Becky Burke was the first to learn about the Central Florida Highways Bureau’s plans to build a roadway in the middle of the late 19th century home when he saw a series of maps pinned to the board at a public meeting last April.
“I walked, looked at these boards and thought, ‘Wow, wait a minute, it’s going through my dining room,'” she said this week.
Adam Shafran, who lives across the dirt Bloom Lane from Burke’s property in a rural pocket in Seminole County, across the dirt Bloom Lane, learned from a friend that the roads can sweep his home and exotic fruit tree nursery.
“I lost a lot of sleep,” Shafran said. “I’m upset. I’m worried. I have a vision of bulldozers and trees being cut down.”
Like many nearby residents, Burke and Shafran don’t want to leave the massive amount of quiet wooded area just north of the lake where they lived for decades.
But they know that if the toll road agency known as the CFX is going on a long-standing plan to build a two-lane connector road between State Route 417 and Orlando Sanford International Airport, they have few options.
Regional transit officials and local governments say the new highway, which has a $200 million interim budget, about two miles long, will help reduce the rise in crowds in one of Seminole County’s fast-growing areas. Such projects usually have human costs from a living perspective as construction progresses, but authorities say it is the price of progress.
Sanford Mayor Artwoodruff pointed out that more than a mile of traffic regularly backs up during rush hours around the intersection of Mary Boulevard Lake and Ronald Reagan Boulevard, as well as the SR 417 off-ramp.
“That intersection will feel the greatest benefits from the new path,” he said.
CFX in 2023 proposed four routes for the connector load after nearly a decade of planning. This allowed a northbound driver to travel northeast on the main road near Lake JESUP Toll Plaza at SR 417, then north, heading directly to Red Cleveland Boulevard, to the airport facility north of Lake Mary Boulevard. Drivers traveling south on the SR 417 will not be able to access the toll road directly.
Currently, agents narrow their listings down to one route. Run directly through Burke and Shafran houses, as well as several other homes near Pineway and Melonville Avenue.
CFX officials and consultants will announce their latest plans at a public meeting held at the Sanford Civic Center from 5:30pm on July 17th. The agency’s management committee, made up of elected officials from the Central Florida area, will review the project at its public meeting in October.
“It’s up to the board to accept it and decide to reject it or shelve it,” said CFX spokesman Brian Hatchings.
The process of acquiring a property can take months or years. Under Florida’s prominent domain law, property owners must be provided with fair compensation, including their post-valuation business. The owner may appeal in court and indemnify him for attorney’s fees.
Still, for residents along the proposed route, including the Burke and Shafran, it is waiting to see if their homes will be bulldozed and if they will be compensated quite a bit.
Built in the late 1800s, Burke’s two-storey home was in the family of her husband, who had died since the 1940s. About 22 years ago, the couple moved nearly two miles to their current location on 10 acres after the developers wanted the surrounding land for the residential plot.
“We poured our hearts into it,” Burke, 64, said of renovating the house with her husband, who passed away last August.
Burke recently hired an attorney to address a potential acquisition of CFX.
“There’s more than the price,” she said. “There’s an emotional confusion that’s underway. …I wonder. Where are you going?”

Adam Shafran, 44, understands the need for new roads where all his homes are being built in the area. However, he is worried that his fortune will be accurately valued, including the rare fruit trees that he has grown from seeds and spent much of his life selling around the world.
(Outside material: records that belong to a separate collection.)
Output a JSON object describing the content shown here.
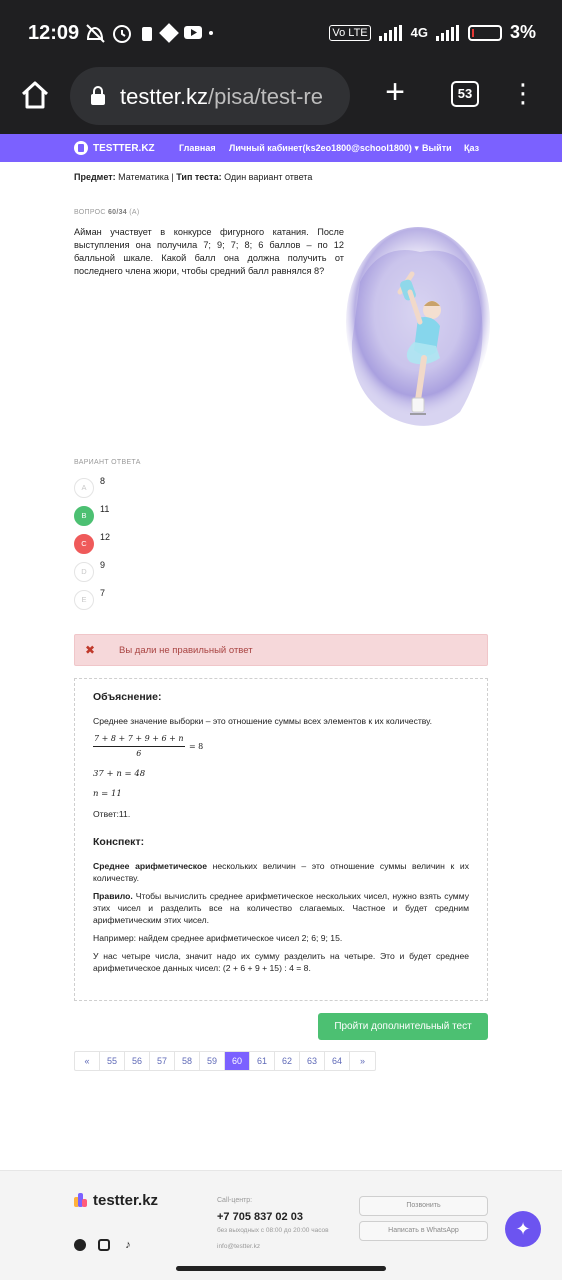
{
  "status": {
    "time": "12:09",
    "battery": "3%",
    "network": "4G",
    "volte": "Vo LTE"
  },
  "browser": {
    "url_domain": "testter.kz",
    "url_path": "/pisa/test-re",
    "tab_count": "53"
  },
  "nav": {
    "logo": "TESTTER.KZ",
    "links": [
      "Главная",
      "Личный кабинет(ks2eo1800@school1800)",
      "Выйти",
      "Қаз"
    ]
  },
  "meta": {
    "subject_label": "Предмет:",
    "subject": "Математика",
    "separator": "|",
    "type_label": "Тип теста:",
    "type": "Один вариант ответа"
  },
  "question": {
    "number_label": "ВОПРОС",
    "number": "60/34",
    "suffix": "(А)",
    "text": "Айман участвует в конкурсе фигурного катания. После выступления она получила 7; 9; 7; 8; 6 баллов – по 12 балльной шкале. Какой балл она должна получить от последнего члена жюри, чтобы средний балл равнялся 8?"
  },
  "answers": {
    "label": "ВАРИАНТ ОТВЕТА",
    "options": [
      {
        "letter": "A",
        "text": "8",
        "state": "none"
      },
      {
        "letter": "B",
        "text": "11",
        "state": "correct"
      },
      {
        "letter": "C",
        "text": "12",
        "state": "wrong"
      },
      {
        "letter": "D",
        "text": "9",
        "state": "none"
      },
      {
        "letter": "E",
        "text": "7",
        "state": "none"
      }
    ]
  },
  "alert": {
    "icon": "✖",
    "text": "Вы дали не правильный ответ"
  },
  "explanation": {
    "title": "Объяснение:",
    "p1": "Среднее значение выборки – это отношение суммы всех элементов к их количеству.",
    "frac_num": "7 + 8 + 7 + 9 + 6 + n",
    "frac_den": "6",
    "frac_tail": "= 8",
    "eq2": "37 + n = 48",
    "eq3": "n = 11",
    "answer": "Ответ:11.",
    "title2": "Конспект:",
    "c1_bold": "Среднее арифметическое",
    "c1_rest": " нескольких величин – это отношение суммы величин к их количеству.",
    "c2_bold": "Правило.",
    "c2_rest": " Чтобы вычислить среднее арифметическое нескольких чисел, нужно взять сумму этих чисел и разделить все на количество слагаемых. Частное и будет средним арифметическим этих чисел.",
    "c3": "Например: найдем среднее арифметическое чисел 2; 6; 9; 15.",
    "c4": "У нас четыре числа, значит надо их сумму разделить на четыре. Это и будет среднее арифметическое данных чисел: (2 + 6 + 9 + 15) : 4 = 8."
  },
  "more_button": "Пройти дополнительный тест",
  "pagination": {
    "prev": "«",
    "pages": [
      "55",
      "56",
      "57",
      "58",
      "59",
      "60",
      "61",
      "62",
      "63",
      "64"
    ],
    "active": "60",
    "next": "»"
  },
  "footer": {
    "logo": "testter.kz",
    "call_label": "Call-центр:",
    "phone": "+7 705 837 02 03",
    "hours": "без выходных с 08:00 до 20:00 часов",
    "email": "info@testter.kz",
    "btn_call": "Позвонить",
    "btn_whatsapp": "Написать в WhatsApp"
  },
  "colors": {
    "accent": "#7b61ff",
    "correct": "#4cc072",
    "wrong": "#ef5a5a"
  }
}
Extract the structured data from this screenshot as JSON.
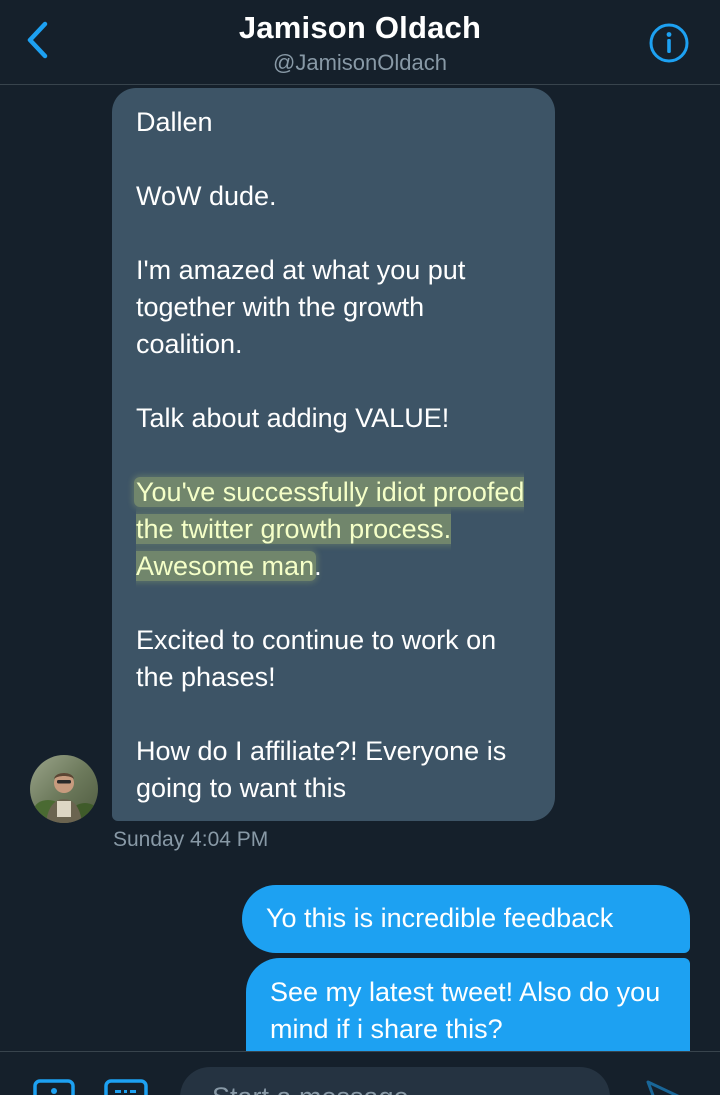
{
  "header": {
    "title": "Jamison Oldach",
    "handle": "@JamisonOldach",
    "back_icon": "chevron-left-icon",
    "info_icon": "info-circle-icon"
  },
  "incoming_message": {
    "paragraphs": {
      "p1": "Dallen",
      "p2": "WoW dude.",
      "p3": "I'm amazed at what you put together with the growth coalition.",
      "p4": "Talk about adding VALUE!",
      "p5_highlighted": "You've successfully idiot proofed the twitter growth process. Awesome man",
      "p5_tail": ".",
      "p6": "Excited to continue to work on the phases!",
      "p7": "How do I affiliate?! Everyone is going to want this"
    },
    "timestamp": "Sunday 4:04 PM"
  },
  "outgoing_messages": {
    "m1": "Yo this is incredible feedback",
    "m2": "See my latest tweet! Also do you mind if i share this?"
  },
  "composer": {
    "placeholder": "Start a message",
    "photo_icon": "image-icon",
    "gif_icon": "gif-icon",
    "send_icon": "send-icon"
  },
  "colors": {
    "background": "#15202b",
    "incoming_bubble": "#3d5466",
    "outgoing_bubble": "#1da1f2",
    "accent": "#1da1f2",
    "secondary_text": "#8899a6",
    "highlight": "#e0ee78"
  }
}
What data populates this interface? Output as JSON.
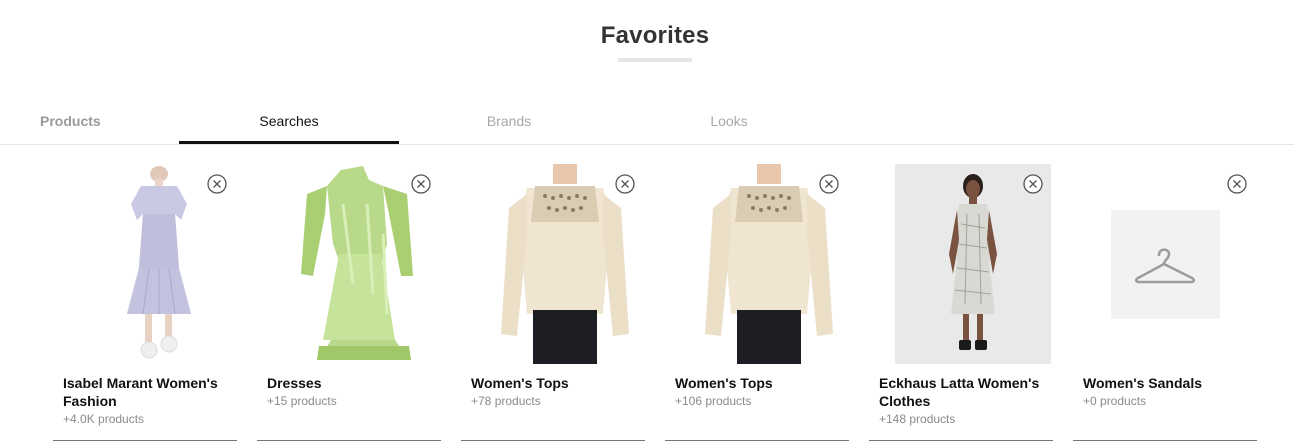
{
  "header": {
    "title": "Favorites"
  },
  "tabs": [
    {
      "label": "Products"
    },
    {
      "label": "Searches"
    },
    {
      "label": "Brands"
    },
    {
      "label": "Looks"
    }
  ],
  "cards": [
    {
      "name": "Isabel Marant Women's Fashion",
      "count": "+4.0K products",
      "image": "lavender-dress-photo"
    },
    {
      "name": "Dresses",
      "count": "+15 products",
      "image": "green-dress-photo"
    },
    {
      "name": "Women's Tops",
      "count": "+78 products",
      "image": "cream-blouse-photo"
    },
    {
      "name": "Women's Tops",
      "count": "+106 products",
      "image": "cream-blouse-photo"
    },
    {
      "name": "Eckhaus Latta Women's Clothes",
      "count": "+148 products",
      "image": "model-print-dress-photo"
    },
    {
      "name": "Women's Sandals",
      "count": "+0 products",
      "image": "hanger-placeholder-icon"
    }
  ],
  "icons": {
    "remove": "close-circle-icon"
  }
}
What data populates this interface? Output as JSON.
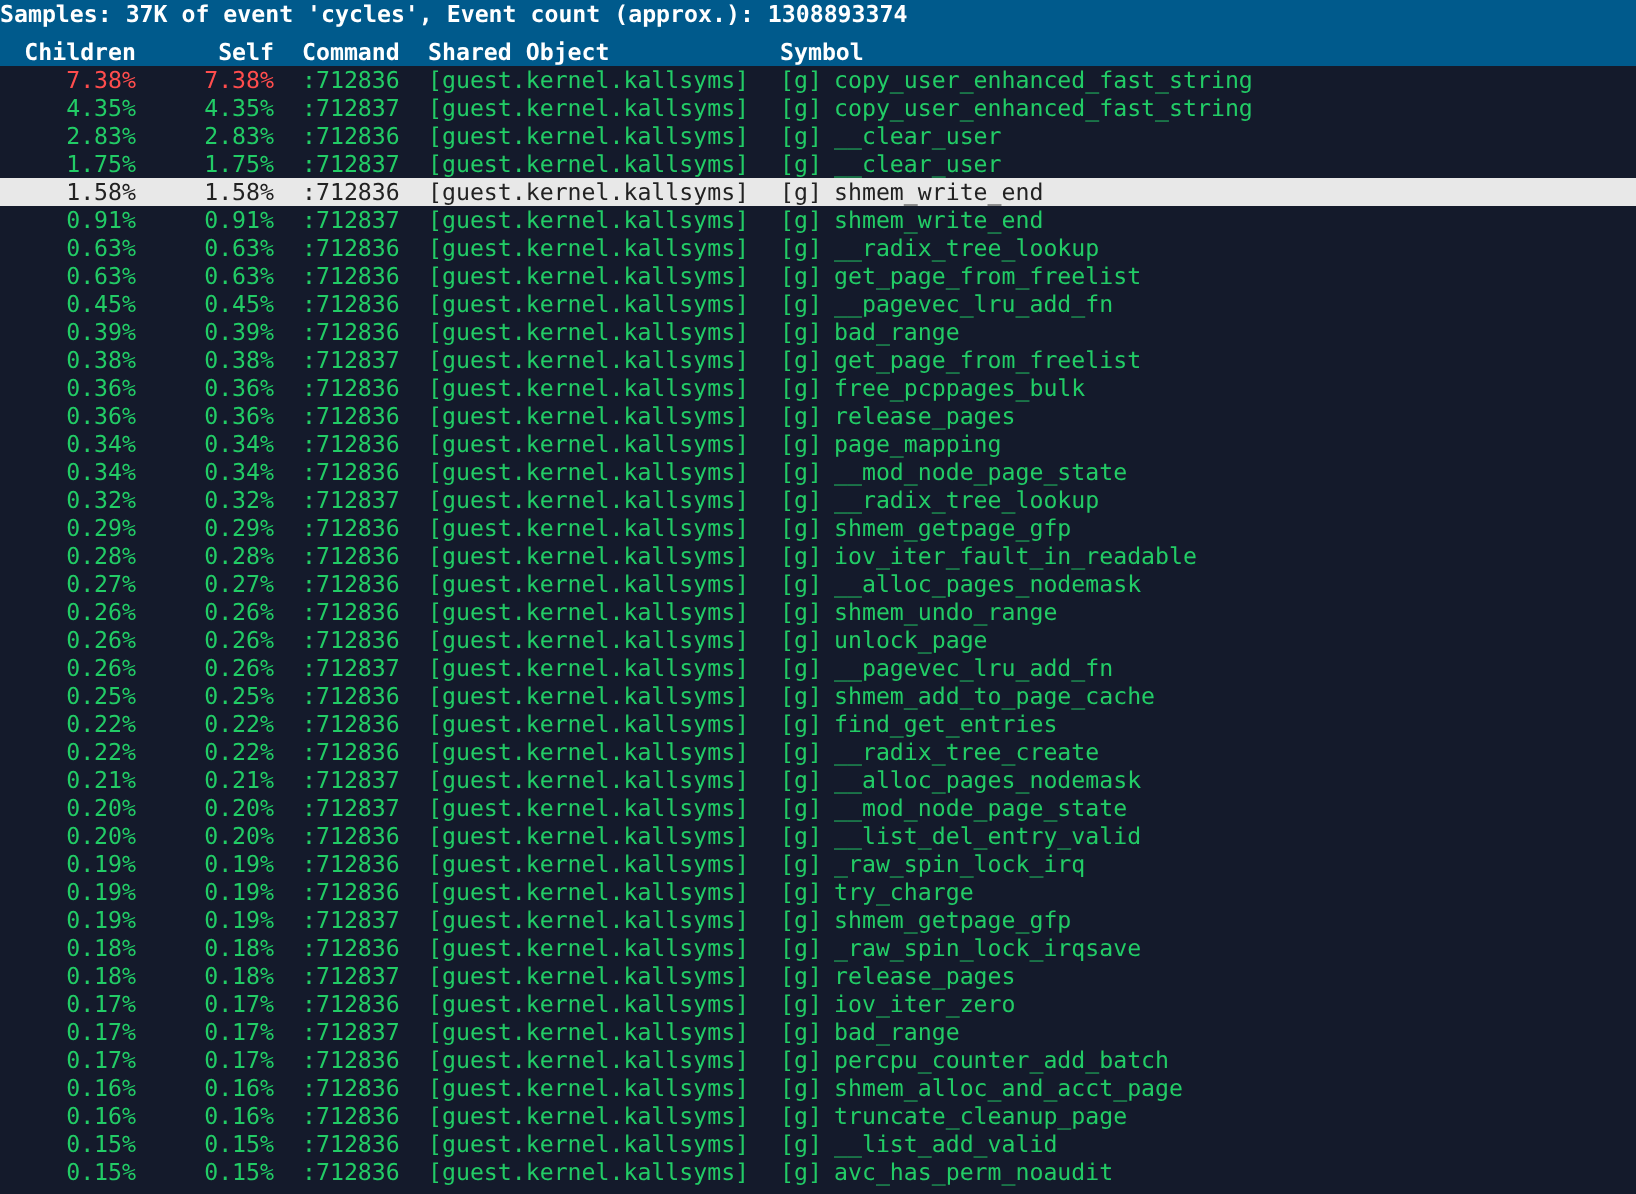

“I have more innovative varieties than anywhere else in the country,” he said. He roamed the 3.5-acre property and picked up rare fruits from his trees, including Kambuka, Jabotikaba and Lemon Drop Mangosteen.
“But I don’t think the appraiser understands what I have here,” Shafran said. “This place is like a gold mine to me. This is my retirement. I can’t move these.”
He also raises chickens, which is very attached to burying them after they die. He is worried that bulldozers and heavy machinery will “disturb their graves.”
But in highlighting the need for new roads, CFX officials say that by 2050, the Seminole population is expected to grow by 21% to more than 585,000 residents. Orlando Sanford International Airport’s passenger count is expected to nearly double, with Lake Mary Boulevard being expected to have 44% more vehicles.
As of this year, the cost of the new road hover is estimated at around $200 million. This includes $18.3 million in property acquisitions and $172 million in construction.
To fund the project, CFX issues bonds that are repaid with tolls.
The Seminole commissioner wrote to the agency in 2023, urging them to move the project faster before more growth occurs, making it nearly impossible to acquire the property.
Woodruff said that despite the loss of the home, the currently proposed route appears to be the best route.
“It was so long that it would have been easier to go through it when there wasn’t as much traffic demand as today,” he said. “Unfortunately, we’ve been waiting until now… but I hope this is the best route.”